The only thing I found to work in most cases is Thread.stop()
. Even that does not work for a script like this:
while(true) {
try {
java.lang.Thread.sleep(100);
} catch (e) {
}
}
javascript catches the java.lang.ThreadDeath exception and keeps going. I found that the above sample is impossible to interrupt even with several Thread.stop()
issued one after the other. Why would I use several? Hoping that one of them will catch the thread in its exception processing code and abort it. Which does work if there is something in the catch block to process as simple as var i = "" + e;
that is enough to cause the second Thread.stop() to end it.
So the moral of the story is there is no fail safe way of ending a runaway script in Nashorn, but there is something that will work on most cases.
My implementation issues a Thread.interrupt()
, then politely waits 2 seconds for the thread to terminate and if that fails then it issues Thread.stop()
twice. If that does not work, then nothing else will either.
Hope it helps someone eliminate hours of experimentation to find a more reliable method to stop nashorn runaway scripts than hoping on the cooperation of the running script to respect Thread.cancel()
.
I have a similar problem where I let users write their own scripts. But before I allow the script to be executed, I parse the script. and if I find any of the following (System.sleep. Exit, Thread.sleep, goto) etc I don't even start the script, and I give user an error.

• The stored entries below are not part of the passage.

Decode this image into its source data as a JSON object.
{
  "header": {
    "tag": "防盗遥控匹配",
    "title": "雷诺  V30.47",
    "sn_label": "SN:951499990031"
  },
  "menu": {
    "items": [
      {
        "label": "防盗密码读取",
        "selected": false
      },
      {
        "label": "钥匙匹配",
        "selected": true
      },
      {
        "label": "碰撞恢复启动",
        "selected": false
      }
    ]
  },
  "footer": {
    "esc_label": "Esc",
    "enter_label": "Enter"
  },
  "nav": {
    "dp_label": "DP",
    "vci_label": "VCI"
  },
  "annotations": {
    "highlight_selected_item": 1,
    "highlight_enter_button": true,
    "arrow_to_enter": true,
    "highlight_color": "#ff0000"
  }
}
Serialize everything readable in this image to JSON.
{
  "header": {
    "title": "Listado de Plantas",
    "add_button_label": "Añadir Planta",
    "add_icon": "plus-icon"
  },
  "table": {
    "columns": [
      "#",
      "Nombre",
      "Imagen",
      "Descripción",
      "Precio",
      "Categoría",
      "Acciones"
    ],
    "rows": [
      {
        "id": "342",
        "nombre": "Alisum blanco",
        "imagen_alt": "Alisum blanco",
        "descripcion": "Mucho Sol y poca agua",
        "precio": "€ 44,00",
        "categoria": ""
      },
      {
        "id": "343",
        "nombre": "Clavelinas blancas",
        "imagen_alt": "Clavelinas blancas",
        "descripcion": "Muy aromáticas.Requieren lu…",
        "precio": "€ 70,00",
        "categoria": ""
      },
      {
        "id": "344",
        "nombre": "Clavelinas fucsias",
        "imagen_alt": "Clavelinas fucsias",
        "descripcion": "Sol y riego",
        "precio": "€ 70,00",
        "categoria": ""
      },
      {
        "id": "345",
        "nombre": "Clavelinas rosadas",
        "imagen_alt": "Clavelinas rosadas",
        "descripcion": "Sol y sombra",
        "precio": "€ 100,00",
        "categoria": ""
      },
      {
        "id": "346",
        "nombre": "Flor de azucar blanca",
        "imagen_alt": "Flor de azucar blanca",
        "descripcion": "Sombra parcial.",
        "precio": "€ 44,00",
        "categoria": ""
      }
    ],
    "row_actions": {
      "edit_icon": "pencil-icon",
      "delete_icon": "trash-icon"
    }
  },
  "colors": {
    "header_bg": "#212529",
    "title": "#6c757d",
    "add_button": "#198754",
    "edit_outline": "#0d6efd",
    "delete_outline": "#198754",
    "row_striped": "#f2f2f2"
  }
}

and then I do a search for all
(for,loops, while, doWhile), and I inject a method.
checkForLoop() just after the loop identifier.
I inject checkForLoop(); into allow user submitted script.
while(users code)
{
}
becomes
while ( checkForLoop() && users code )
{
}
This way before every iteration of their loop, my method is called. and I can count how many times I was called or check internal timers. Than I can stop the loops or timers from inside checkForLoop();
Honestly I think its a big security issue anyway, just to blindly let users write script and just execute it. You need to build in a system that injects your code into their code loops. Which is not that hard.
There are 100s of safety mechanisms you can apply to users submitted code, there is no RULE that says you need to run their code as is.
I have edited this answer to include a very simple example.
//Step 1 put the users submitted JS code into a Java String called userJSCode;
Step 2 //inject code at the start of their code.
String safeWhile ="var sCount=0; var sMax=10;
function safeWhileCheck(){ sCount++;
if ( return ( sCount > sMax )}";
userJSCode = safeWhile + userJSCode;
//Step 3: inject the custom while code
String injectSsafeWHile = "while( safeWhileCheck() && ";
userJSCode = userJSCode.replace("while(", injectSsafeWHile);
//Step 4: execute custom JS code
nashhorn.execute(injectSsafeWHile);
//Here is users bad submitted code, note no i increment in the loop, it would go on for ever.
var i=0;
while ( i <1000 )
console.log("I am number " + i);
using the steps above we end up with
var sCount=0;var sMax=10;
function safeWhileCheck(){
sCount++;
return ( sCount > sMax )};
var i=0;
while ( safeWhileCheck() && i <1000 )
console.log("I am number " + i)"
Here the while loop only executes a max of 10 times, so whatever you set the limit to.